Came across paperscape recently, really impressive tool! I’m interested in generating a similar map for my PhD project references, which are managed by Mendeley and output to a .bib file. The main difference is that most of the papers are not stored in the arXiv. Is it possible to generate a paperscape map for such a list of references? Presumably generating the graph is easy enough as I can put this into a similar format as on github, but what about the citation-finding code…?
We don’t include papers outside of arXiv, and don’t include support or code for exctracting or linking to external references outside out database.
You could generate a map for just the references in your project, and actually the map-generation code works very well for a small number of papers (eg 100-1000) because the nodes don’t get “stuck” so much and you can tune the parameters easily to get a nice looking graph.
But in terms of generating the links (references) for the nodes in your graph, you’ll need to find a way to do that yourself. You could do it by hand if the number of papers is small. Otherwise you’d need to write some code to do it automatically.
Thanks for the info. I might try a small sub-set of papers with links generated by hand.
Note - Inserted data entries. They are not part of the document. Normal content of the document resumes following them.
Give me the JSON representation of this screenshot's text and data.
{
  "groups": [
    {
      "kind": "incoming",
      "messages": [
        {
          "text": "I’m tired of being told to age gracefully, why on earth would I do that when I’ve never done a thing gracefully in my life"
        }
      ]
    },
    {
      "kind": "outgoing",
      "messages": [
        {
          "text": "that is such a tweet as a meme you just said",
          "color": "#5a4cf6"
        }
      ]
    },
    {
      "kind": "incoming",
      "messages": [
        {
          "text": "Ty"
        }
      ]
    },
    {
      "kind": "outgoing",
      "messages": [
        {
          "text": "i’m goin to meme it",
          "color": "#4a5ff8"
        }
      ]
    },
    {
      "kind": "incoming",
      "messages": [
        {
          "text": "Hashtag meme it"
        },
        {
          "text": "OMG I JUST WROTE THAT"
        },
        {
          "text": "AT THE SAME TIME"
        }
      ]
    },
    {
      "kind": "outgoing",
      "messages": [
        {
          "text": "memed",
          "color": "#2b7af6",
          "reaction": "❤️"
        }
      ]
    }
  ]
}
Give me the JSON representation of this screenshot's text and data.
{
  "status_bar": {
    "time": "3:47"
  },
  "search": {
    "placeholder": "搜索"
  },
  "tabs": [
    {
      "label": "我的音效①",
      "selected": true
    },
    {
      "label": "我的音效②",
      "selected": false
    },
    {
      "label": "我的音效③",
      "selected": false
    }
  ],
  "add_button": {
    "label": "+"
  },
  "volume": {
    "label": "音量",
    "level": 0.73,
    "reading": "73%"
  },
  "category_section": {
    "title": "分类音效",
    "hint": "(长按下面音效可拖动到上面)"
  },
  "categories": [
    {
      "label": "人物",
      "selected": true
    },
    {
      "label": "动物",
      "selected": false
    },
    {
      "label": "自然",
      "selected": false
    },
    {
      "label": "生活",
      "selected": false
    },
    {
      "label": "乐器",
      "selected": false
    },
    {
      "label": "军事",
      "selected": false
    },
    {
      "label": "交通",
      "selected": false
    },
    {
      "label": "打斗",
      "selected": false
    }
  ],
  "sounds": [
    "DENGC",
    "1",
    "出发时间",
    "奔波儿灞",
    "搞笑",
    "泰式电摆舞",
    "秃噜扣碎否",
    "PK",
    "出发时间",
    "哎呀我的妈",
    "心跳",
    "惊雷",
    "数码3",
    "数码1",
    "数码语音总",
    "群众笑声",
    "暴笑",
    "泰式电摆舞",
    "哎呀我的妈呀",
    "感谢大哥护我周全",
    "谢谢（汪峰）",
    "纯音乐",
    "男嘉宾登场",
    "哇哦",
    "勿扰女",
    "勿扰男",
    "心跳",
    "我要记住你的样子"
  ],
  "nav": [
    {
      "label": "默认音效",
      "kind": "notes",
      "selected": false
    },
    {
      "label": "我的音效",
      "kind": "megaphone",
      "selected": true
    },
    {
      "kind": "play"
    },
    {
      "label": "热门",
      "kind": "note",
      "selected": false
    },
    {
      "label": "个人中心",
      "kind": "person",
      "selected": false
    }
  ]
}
If that looks promising, I can look into writing something to generate the links automatically.
Hi, we are writing to you from the Hackathon Zurich! We are trying to use the paperscape code and wondered how you convert the arxiv data given by the CSV files into a mysql database or other valid form? Do you provide code for that?
Eagerly looking forward to your reply, best, Viktor
The CSV data files are a dump of our local SQL database. Sorry but we didn’t yet get around to publishing the code that generates the database and puts the entries into it.
is there a plan to do this in near future?
No, there are no plans to do this.
I saw your blog in an article on astrobites. I looked for a link t follow the blog via email. I don’t find anything in the way of an email address to follow the blog like I find on WordPress blogs. Can you help?
There isn’t a way to follow the blog via email. While the Paperscape map continues to update each day, there is currently very little in the way of development of the code/features, so you don’t miss much 🙂
Awesome work ! It would be very interesting trying to produce a “Question generator” that generates new question in holes, where a hole produced between two papers which close under the metric but far via citation path. Closing the gap of knowledge in a sense.